Adapter le rythme des retraits
Les déchets à l’officine, ce sont aussi des problématiques de stockage et d’encombrement. Pour les MNU, la collecte a régressé ces dernières années. Son rythme est moins soutenu. C’est une conséquence des baisses de volume de vente des médicaments, d’un tri optimisé et des efforts portés sur l’adhésion thérapeutique. « Actuellement, en France, la collecte représente en moyenne 72 cartons par officine et par an. Ce sont donc moins de deux cartons qui sortent chaque semaine d’une pharmacie », estime le directeur général de Cyclamed. Pour les Dasri, les enlèvements sont davantage espacés. Dès 2022, la collecte va également concerner les déchets issus des équipements électriques ou électroniques associés à des dispositifs médicaux perforants. Soit certains capteurs de glucose en continu et les pompes patch à insuline. C’est un nouveau carton, de couleur violette, qui les recevra. L’écoorganisme fait en sorte d’adapter la fréquence des retraits. Ils s’effectuent à un rythme semestriel (soit la fréquence réglementaire au regard des quantités présentes en officine), mais aussi trimestriel ou mensuel. « La grande majorité des officines collectent moins de 180 kg de Dasri perforants par an. Cependant, nous appliquons la fréquence réglementaire pour seulement la moitié d’entre elles. Nous avons en effet fait le choix d’augmenter cette fréquence pour certaines pharmacies, notamment à Paris où les surfaces sont réduites », précise Laurence Bouret. Des pistes sont à l’étude pour alléger les contraintes de la collecte. Pourquoi pas une réutilisation des boîtes de Dasri par les patients ? « Nous aimerions pouvoir l’expérimenter dans le cadre de notre prochain agrément, sous statut dérogatoire, dans la mesure où cela n’est pas encore autorisé en France. » Et comme en milieu hospitalier, une évaluation du risque infectieux par le pharmacien d’officine pourrait être mise en œuvre avec un impact sur le circuit d’élimination des déchets. Loin d’être anecdotique ou simplement une contrainte, la gestion des déchets de soins et des traitements relève de plus en plus d’une qualification officinale.

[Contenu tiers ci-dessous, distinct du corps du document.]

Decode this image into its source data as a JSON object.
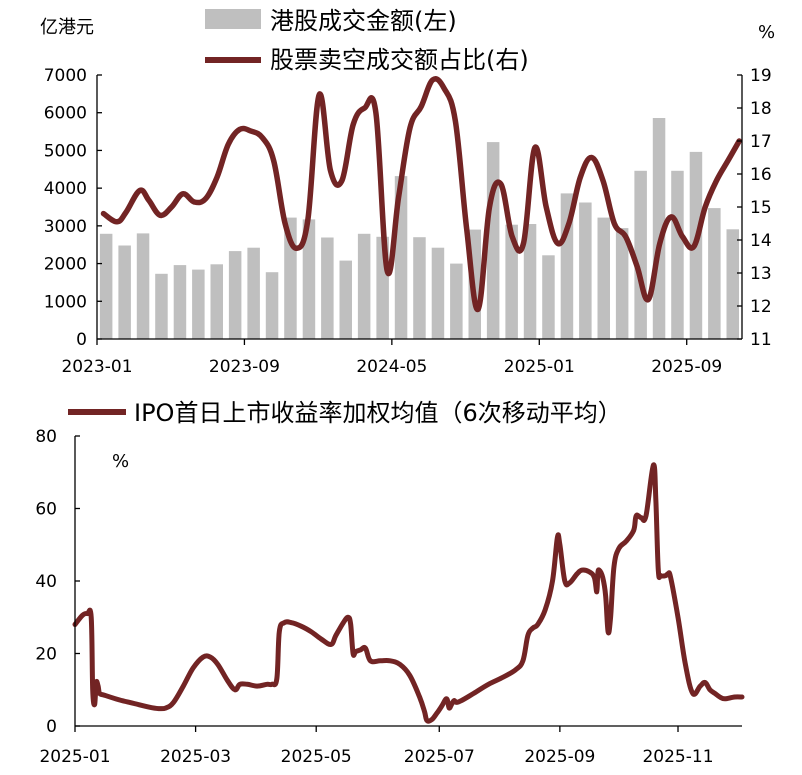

UNE ZONE DE STOCKAGE À DÉLIMITER
L’Ordre des pharmaciens a proposé en 2014 un document sur l’aménagement des locaux de l’officine. La zone de stockage des Dasri (moins de 180 kg par an) doit être :
– spécifique et adaptée à la quantité de déchets ;
– identifiée par une affiche ;
– située à l’écart de sources de chaleur ;
– nettoyée de manière régulière et chaque fois que nécessaire ;
– placée à distance du passage du public.
Les boîtes qui s’y trouvent sont fermées définitivement et placées en vrac dans de grands contenants.
Pour l’association Pharma Système Qualité (PHSQ), qui propose une certification des officines, il est essentiel de définir ces emplacements et de désigner, lorsque l’équipe est conséquente, un responsable de cet entreposage. « Une pharmacie écoresponsable est un projet d’entreprise fédérateur pour l’équipe », soutient Laëtitia Hible, présidente de PHSQ.
À RETENIR
– Les officines vont devoir soutenir le coût des déchets qu’elles produisent dans le cadre de la vaccination et de la réalisation de tests antigéniques.
– Les syndicats de pharmaciens refusent que ce coût incombe aux pharmacies. Ils demandent une compensation financière si cela devait être le cas.
– Toute valorisation économique mise à part, les actions de collecte renforcent toutefois le suivi thérapeutique et l’image écoresponsable de l’officine.